20.08.2018 - UNESCO Office in Jakarta

Youths and Teachers Learn Coding through Games

©UNESCO Jakarta

“Very interesting and fun to follow” was what Agung Kurniawan, a 14-year old middle-schooler from nearby National 1 Minggir Middle School said of the coding and programming workshop “Inclusive Digital Literacy” which took place in Sleman, Yogyakarta from 13 to 16 August.

Despite having never done coding and programming before, Kurniawan and his team created a game that received the “favourite game” prize for their creative use of famous landmarks from Yogyakarta. Their game, cheekily titled “Kurang Makan” (which literally translates to “Not Enough to Eat”), has a protagonist that must eat enough of a local fruit called “salak” in order to advance to the next level.

The use of a game to introduce complex ideas of Media and Information Literacy was a deliberate choice. Games help to reduce the apprehension among the students concerning coding and programming. It was also an engaging medium which kept the youths of between 13 to 16 years old engaged throughout the four-day workshop supported by UNESCO.

 “Digital literacy is part and parcel of Media and Information Literacy (MIL). More and more we see that MIL is becoming a necessary life skill. Through this these trainings, we hope that Indonesian youth will have the necessary competencies to successfully navigate through the digital economy” said Dr. Ming-Kuok LIM, the Advisor for Communications and Information of UNESCO Office in Jakarta.

“We were very pleased with the training and we hope that such training can be further replicated to more schools and to involve more students” said Mrs. Sutrisniati, an Information and Communication Technology (ICT) teacher at the local National 5 Sleman Middle School.

30 students from ten middle schools in the district of Sleman in Yogyakarta were selected to participate in this workshop. Most of the students came with little to no experience in programming or coding. Using the freely available online platform called MIT-Scratch, the students and teachers were exposed to basic programming principles through creation of simple games. Concepts from the MIL framework were introduced at the beginning of the workshop. On the last day, the participants read out the UNESCO’s MIL CLICKS R.E.V.I.E.W Pact.
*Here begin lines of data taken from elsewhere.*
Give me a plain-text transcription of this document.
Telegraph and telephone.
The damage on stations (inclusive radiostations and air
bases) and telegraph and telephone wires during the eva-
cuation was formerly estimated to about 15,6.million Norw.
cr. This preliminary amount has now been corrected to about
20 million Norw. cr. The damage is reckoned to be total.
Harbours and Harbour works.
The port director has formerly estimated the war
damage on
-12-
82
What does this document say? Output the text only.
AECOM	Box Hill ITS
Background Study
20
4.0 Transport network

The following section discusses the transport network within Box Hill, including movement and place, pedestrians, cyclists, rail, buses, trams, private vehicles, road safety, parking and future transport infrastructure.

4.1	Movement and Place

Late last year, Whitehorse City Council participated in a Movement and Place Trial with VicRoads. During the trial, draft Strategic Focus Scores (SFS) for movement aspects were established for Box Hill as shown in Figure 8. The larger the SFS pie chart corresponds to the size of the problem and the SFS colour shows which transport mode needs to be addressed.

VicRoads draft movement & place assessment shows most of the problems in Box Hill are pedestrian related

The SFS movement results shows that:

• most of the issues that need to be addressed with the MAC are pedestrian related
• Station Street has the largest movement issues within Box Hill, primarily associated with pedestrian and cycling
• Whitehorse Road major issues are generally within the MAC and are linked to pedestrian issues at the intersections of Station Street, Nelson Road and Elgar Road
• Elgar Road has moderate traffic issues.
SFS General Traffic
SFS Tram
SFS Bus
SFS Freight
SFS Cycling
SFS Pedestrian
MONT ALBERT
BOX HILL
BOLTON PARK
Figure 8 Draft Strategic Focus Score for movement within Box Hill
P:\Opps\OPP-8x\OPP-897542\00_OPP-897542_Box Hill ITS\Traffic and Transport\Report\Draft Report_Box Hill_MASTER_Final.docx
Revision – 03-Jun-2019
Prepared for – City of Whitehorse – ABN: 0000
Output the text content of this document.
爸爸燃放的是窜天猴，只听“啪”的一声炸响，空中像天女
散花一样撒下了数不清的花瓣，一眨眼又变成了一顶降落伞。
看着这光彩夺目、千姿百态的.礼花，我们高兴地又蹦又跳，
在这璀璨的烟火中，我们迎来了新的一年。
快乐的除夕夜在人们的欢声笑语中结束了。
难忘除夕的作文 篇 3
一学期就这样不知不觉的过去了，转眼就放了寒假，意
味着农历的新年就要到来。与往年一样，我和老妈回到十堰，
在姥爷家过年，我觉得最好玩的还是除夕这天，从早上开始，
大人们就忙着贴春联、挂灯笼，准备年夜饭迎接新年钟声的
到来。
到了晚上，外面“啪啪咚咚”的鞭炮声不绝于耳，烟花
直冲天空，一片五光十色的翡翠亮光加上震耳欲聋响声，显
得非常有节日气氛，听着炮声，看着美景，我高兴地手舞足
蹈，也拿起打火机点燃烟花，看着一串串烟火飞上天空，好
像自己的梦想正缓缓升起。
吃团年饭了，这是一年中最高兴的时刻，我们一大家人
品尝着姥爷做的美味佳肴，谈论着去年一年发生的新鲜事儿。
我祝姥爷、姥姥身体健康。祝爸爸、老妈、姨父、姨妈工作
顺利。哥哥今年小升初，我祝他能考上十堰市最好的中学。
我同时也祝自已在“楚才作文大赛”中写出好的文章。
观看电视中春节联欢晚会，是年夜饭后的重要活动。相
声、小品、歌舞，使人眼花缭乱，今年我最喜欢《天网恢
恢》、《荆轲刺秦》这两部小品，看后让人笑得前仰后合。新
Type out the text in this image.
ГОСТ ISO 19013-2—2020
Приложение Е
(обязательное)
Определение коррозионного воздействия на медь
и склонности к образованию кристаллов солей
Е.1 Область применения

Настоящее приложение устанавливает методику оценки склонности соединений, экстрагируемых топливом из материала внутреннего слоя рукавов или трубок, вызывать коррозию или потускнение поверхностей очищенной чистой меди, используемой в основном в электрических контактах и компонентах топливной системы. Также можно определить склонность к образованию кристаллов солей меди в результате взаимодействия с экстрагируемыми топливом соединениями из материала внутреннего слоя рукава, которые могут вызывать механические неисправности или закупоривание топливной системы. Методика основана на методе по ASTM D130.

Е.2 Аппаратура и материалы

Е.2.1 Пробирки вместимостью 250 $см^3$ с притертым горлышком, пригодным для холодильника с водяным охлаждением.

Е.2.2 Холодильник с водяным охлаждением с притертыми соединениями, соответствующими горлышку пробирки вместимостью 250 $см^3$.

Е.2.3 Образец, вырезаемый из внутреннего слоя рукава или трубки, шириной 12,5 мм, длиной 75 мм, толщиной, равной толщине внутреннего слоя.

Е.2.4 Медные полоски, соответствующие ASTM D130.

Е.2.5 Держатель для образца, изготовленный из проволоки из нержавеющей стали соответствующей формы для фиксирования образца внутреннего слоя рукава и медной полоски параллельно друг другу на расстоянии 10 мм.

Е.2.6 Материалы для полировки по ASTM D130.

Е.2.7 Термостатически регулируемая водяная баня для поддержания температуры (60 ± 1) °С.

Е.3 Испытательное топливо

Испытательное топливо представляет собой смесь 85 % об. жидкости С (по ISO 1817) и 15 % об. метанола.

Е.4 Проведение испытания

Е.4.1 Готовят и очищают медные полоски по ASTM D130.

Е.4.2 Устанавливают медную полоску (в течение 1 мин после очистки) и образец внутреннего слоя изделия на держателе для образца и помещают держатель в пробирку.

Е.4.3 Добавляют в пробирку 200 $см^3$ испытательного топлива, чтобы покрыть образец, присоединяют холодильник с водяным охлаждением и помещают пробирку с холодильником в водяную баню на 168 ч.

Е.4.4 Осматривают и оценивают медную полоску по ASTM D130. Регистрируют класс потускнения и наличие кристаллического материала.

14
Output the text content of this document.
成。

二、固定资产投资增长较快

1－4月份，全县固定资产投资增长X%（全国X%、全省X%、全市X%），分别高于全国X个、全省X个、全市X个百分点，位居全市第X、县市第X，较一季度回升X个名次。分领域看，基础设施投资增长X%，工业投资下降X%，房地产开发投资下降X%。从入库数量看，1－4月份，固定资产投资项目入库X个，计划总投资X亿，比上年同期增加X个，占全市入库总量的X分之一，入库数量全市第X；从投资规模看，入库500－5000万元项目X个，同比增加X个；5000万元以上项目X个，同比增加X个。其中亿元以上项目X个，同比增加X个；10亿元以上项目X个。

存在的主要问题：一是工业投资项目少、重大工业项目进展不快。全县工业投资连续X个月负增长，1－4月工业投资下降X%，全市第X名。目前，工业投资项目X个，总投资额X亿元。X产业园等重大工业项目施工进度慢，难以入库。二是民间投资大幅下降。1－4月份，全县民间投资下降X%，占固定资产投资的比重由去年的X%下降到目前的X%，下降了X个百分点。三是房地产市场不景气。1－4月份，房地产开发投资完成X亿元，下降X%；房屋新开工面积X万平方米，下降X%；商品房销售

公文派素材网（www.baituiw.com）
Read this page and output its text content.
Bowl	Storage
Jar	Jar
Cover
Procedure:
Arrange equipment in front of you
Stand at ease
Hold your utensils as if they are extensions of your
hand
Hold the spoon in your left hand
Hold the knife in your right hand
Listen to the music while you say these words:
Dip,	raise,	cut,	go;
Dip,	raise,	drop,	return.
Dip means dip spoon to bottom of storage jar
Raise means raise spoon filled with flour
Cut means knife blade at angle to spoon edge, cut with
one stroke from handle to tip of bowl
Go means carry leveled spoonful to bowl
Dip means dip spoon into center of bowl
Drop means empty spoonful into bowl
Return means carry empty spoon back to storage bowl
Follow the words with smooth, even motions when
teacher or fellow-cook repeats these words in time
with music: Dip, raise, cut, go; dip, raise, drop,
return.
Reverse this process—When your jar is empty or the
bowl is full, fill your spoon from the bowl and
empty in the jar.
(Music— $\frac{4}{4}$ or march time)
This workshop complements the national programme of 100 Smart Cities led by the Presidential Staff Office and Ministry of Communications and Informatics which also supported this workshop. The Code4Nation, a community of IT enthusiasts which initiated the Inclusive Digital Literacy also provided the training in the workshop. Each of the participating school has also agreed to hold additional workshops in their respective schools. The Inclusive Digital Literacy workshop will be replicated in other Smart Cities in the near future.